The spiritual-but-not-religious are often out of their depth when it comes the weightier moments of life. There’s no time-tested ritual, no ceremony everybody knows that allows their spiritual charges to just sink down into the experience and let the wisdom of the ages carry them body-and-soul to the other side of bliss or loss or whatever. Your average mindfulness instructor might figure it out with enough practice (after all, they’re usually smart people with one or two advanced degrees). But what about in the meantime? Well, let’s be charitable and say they’re most likely making it up as they go along.
That’s not always such a bad thing. Creating your own funeral might be the better choice if you’re the surviving partner in a gay civil union who wants to feel treated like the husband or wife you know yourself to be. A Catholic priest isn’t going to be able to do that for you, even if in some cases he might secretly want to. It’s just nowhere in his allowable bag of tricks.
None of this was an issue for those of us who came of age spiritually in the ’60s, ’70s, and ’80s. We loved going at life without a religious script—or, in some cases, with a new one we loved for its philosophy, its aesthetic, or its exoticism. But whatever we told our parents or skeptical friends, most of us never got completely used to that newer script. In our heads we did, maybe. But not in our bodies. How many long-term Buddhists have I seen buried by a rabbi in the past twenty years? Honestly, I’ve lost count.
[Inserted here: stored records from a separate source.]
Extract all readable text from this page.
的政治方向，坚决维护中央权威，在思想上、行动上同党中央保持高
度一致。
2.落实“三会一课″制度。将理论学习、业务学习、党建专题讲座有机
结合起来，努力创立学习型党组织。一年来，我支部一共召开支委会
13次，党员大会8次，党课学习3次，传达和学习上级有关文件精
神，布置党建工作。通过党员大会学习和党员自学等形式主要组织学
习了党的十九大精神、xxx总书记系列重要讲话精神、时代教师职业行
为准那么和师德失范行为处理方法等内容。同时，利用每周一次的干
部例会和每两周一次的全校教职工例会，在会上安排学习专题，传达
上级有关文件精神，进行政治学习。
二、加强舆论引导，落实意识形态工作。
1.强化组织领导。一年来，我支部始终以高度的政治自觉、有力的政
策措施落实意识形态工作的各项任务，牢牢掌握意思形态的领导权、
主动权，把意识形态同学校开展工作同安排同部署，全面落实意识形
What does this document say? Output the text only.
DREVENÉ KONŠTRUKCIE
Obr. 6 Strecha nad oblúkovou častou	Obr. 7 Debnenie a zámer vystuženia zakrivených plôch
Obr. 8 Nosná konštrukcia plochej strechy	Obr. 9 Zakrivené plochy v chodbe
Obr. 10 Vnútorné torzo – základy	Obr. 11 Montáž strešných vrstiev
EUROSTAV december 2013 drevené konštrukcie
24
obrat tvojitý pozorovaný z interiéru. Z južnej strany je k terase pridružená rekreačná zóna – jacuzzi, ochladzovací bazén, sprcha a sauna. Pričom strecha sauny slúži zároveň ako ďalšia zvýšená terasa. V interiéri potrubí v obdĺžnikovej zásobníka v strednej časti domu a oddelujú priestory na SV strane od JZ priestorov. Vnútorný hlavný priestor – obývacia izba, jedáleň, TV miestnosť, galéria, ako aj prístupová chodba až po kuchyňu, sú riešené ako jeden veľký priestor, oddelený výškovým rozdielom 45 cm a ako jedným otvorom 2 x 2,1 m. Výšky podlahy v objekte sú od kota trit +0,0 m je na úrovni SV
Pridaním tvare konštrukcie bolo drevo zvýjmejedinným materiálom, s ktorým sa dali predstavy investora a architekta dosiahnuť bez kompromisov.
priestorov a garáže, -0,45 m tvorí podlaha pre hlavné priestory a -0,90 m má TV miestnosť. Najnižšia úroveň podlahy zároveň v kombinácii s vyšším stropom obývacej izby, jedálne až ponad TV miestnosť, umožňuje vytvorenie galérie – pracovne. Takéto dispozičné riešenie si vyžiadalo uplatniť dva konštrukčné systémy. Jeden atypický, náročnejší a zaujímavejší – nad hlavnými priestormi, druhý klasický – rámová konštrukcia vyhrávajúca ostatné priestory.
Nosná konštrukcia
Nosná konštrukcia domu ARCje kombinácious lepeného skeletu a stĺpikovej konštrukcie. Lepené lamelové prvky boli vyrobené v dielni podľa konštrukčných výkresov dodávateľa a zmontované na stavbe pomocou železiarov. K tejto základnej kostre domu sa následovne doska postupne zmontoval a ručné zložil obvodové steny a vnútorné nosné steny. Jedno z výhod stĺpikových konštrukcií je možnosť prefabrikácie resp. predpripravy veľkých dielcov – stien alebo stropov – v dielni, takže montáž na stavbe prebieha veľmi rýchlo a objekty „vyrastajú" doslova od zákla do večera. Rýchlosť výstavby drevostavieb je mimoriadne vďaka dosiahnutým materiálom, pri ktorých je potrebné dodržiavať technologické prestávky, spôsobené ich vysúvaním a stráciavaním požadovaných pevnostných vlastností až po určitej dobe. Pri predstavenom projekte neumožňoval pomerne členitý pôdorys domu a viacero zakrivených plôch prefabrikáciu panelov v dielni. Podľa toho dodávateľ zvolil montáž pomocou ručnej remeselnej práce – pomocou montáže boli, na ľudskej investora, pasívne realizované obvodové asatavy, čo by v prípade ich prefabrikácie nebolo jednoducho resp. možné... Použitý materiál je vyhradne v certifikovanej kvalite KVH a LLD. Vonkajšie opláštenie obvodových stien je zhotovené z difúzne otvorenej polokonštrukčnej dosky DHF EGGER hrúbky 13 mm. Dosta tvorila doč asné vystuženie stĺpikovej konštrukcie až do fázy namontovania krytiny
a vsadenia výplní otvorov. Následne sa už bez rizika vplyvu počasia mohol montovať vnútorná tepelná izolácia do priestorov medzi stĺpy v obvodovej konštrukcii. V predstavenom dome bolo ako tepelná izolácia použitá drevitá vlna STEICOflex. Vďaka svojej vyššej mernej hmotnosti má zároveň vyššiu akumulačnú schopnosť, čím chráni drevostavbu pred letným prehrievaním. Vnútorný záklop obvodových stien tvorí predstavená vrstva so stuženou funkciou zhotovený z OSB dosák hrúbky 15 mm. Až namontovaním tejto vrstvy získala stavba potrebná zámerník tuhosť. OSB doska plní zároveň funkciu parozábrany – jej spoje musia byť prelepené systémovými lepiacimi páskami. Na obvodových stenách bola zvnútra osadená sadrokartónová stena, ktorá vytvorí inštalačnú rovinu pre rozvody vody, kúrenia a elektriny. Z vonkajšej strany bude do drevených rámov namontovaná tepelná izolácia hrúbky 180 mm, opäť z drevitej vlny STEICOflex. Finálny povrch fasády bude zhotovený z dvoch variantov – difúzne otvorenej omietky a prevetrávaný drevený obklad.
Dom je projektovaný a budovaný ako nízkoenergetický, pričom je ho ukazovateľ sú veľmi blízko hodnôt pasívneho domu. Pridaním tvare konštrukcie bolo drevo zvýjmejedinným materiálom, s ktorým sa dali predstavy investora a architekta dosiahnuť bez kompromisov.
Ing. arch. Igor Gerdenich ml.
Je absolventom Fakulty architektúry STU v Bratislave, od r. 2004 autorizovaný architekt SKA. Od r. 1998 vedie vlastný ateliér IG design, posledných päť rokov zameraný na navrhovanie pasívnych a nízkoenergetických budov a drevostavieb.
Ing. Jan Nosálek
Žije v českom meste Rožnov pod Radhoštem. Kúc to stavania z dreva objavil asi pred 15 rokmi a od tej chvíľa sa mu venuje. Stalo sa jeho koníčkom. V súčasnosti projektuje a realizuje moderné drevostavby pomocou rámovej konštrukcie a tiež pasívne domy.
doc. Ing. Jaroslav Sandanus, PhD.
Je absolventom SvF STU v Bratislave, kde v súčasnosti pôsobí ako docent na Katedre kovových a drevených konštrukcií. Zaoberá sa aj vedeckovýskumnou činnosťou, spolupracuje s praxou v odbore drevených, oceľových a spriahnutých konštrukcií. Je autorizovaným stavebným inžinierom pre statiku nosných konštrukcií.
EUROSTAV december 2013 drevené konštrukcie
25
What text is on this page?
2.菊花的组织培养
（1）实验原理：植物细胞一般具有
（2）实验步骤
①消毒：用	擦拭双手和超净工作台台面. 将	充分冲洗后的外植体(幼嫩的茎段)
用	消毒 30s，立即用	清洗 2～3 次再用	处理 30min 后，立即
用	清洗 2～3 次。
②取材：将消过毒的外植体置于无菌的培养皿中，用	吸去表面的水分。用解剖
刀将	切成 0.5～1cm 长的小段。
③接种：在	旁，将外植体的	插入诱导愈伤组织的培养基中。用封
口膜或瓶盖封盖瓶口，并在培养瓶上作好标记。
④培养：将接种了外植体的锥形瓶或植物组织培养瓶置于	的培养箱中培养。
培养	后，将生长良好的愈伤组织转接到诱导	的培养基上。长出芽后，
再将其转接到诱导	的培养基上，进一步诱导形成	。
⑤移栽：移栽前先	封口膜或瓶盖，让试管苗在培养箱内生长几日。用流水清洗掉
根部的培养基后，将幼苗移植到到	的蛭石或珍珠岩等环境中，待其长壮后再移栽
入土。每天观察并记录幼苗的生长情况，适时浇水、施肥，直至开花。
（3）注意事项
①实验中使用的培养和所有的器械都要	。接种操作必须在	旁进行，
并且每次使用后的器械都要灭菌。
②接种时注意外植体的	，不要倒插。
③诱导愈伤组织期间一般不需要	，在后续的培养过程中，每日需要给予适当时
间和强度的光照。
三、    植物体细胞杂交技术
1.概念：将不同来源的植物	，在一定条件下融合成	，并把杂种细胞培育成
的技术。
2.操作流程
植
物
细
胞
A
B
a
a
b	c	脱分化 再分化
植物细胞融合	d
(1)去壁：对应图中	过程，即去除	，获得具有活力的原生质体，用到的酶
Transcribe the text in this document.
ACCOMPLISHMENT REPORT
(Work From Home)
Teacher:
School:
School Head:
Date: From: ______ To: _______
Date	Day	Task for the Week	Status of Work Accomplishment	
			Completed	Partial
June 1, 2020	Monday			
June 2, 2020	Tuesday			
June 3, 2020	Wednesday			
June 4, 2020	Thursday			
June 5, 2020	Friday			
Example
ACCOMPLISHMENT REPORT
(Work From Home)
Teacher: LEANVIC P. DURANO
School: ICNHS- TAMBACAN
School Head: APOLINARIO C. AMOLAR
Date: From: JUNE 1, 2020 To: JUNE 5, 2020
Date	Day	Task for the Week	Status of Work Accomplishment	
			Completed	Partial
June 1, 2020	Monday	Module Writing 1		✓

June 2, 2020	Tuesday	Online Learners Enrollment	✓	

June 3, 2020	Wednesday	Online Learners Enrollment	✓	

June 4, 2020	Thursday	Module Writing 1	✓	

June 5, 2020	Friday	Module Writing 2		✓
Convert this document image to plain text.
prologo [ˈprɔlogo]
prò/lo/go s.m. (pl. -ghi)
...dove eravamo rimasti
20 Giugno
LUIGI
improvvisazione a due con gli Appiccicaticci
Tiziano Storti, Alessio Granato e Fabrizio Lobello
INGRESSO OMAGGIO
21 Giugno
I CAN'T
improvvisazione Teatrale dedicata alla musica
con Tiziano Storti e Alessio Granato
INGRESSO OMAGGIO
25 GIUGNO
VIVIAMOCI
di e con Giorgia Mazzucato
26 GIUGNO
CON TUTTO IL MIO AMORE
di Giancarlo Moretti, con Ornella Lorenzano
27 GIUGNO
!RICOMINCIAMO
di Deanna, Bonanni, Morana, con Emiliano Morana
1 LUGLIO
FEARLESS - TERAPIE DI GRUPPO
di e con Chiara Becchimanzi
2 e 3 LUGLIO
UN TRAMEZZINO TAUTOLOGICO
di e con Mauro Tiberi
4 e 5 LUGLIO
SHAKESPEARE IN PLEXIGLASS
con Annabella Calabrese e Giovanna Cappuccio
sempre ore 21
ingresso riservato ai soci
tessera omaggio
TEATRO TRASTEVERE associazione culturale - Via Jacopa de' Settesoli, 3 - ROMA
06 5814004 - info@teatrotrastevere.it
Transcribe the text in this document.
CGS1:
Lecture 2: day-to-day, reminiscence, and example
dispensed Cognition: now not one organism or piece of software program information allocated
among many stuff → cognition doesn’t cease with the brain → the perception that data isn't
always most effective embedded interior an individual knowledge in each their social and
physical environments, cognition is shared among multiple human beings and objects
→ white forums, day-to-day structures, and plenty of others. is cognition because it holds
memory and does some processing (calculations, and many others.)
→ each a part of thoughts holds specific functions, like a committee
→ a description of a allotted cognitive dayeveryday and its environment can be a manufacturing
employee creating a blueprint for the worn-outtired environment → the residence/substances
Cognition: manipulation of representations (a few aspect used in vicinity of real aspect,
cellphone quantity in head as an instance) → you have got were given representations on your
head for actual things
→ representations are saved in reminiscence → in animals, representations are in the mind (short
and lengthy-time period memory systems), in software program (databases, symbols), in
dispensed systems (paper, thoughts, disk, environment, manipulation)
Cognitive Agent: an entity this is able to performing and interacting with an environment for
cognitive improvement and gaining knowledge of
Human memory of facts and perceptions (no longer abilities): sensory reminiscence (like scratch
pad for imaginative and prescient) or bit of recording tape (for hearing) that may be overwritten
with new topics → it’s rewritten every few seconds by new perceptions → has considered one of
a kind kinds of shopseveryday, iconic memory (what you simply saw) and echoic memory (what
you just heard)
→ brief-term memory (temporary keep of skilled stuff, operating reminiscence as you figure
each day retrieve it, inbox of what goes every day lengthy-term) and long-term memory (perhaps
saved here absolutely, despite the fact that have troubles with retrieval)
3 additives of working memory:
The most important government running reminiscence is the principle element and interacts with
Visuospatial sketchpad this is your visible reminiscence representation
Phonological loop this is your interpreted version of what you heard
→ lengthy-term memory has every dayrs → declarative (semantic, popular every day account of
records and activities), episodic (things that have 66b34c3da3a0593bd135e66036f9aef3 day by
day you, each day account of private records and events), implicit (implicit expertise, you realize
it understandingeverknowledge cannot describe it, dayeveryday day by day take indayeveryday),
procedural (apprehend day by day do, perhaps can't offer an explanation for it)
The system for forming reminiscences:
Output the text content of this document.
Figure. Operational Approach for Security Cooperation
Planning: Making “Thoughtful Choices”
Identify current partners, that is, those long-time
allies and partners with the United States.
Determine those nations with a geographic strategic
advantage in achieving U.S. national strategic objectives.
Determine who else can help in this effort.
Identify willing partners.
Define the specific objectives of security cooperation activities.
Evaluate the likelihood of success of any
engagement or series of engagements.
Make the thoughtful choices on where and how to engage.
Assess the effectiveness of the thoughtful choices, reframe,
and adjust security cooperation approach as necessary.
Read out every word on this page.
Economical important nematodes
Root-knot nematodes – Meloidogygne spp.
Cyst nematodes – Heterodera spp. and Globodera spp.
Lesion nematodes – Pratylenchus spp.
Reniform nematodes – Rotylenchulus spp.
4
The bottom line is, if we’re looking for spiritual community and the grounding such communities give to our lives, we won’t find it in a weekly class or workshop. And it won’t come delivered in a book from Amazon with the smiling face of a Tibetan lama on the front. Those of us who’ve been redefining the American religious landscape for the past half-century are finally beginning to wake up a little and get…well, if not religious-not-spiritual, then at least real-not-flaky.
At our most honest, we Nones will admit that we want that “waking” to happen before it’s too late and we end up on our deathbeds wondering what mindfulness-based-stress reduction or a pile of crystals has to say about life, death, love, forgiveness, friendship, family, and the mysteries of the world beyond.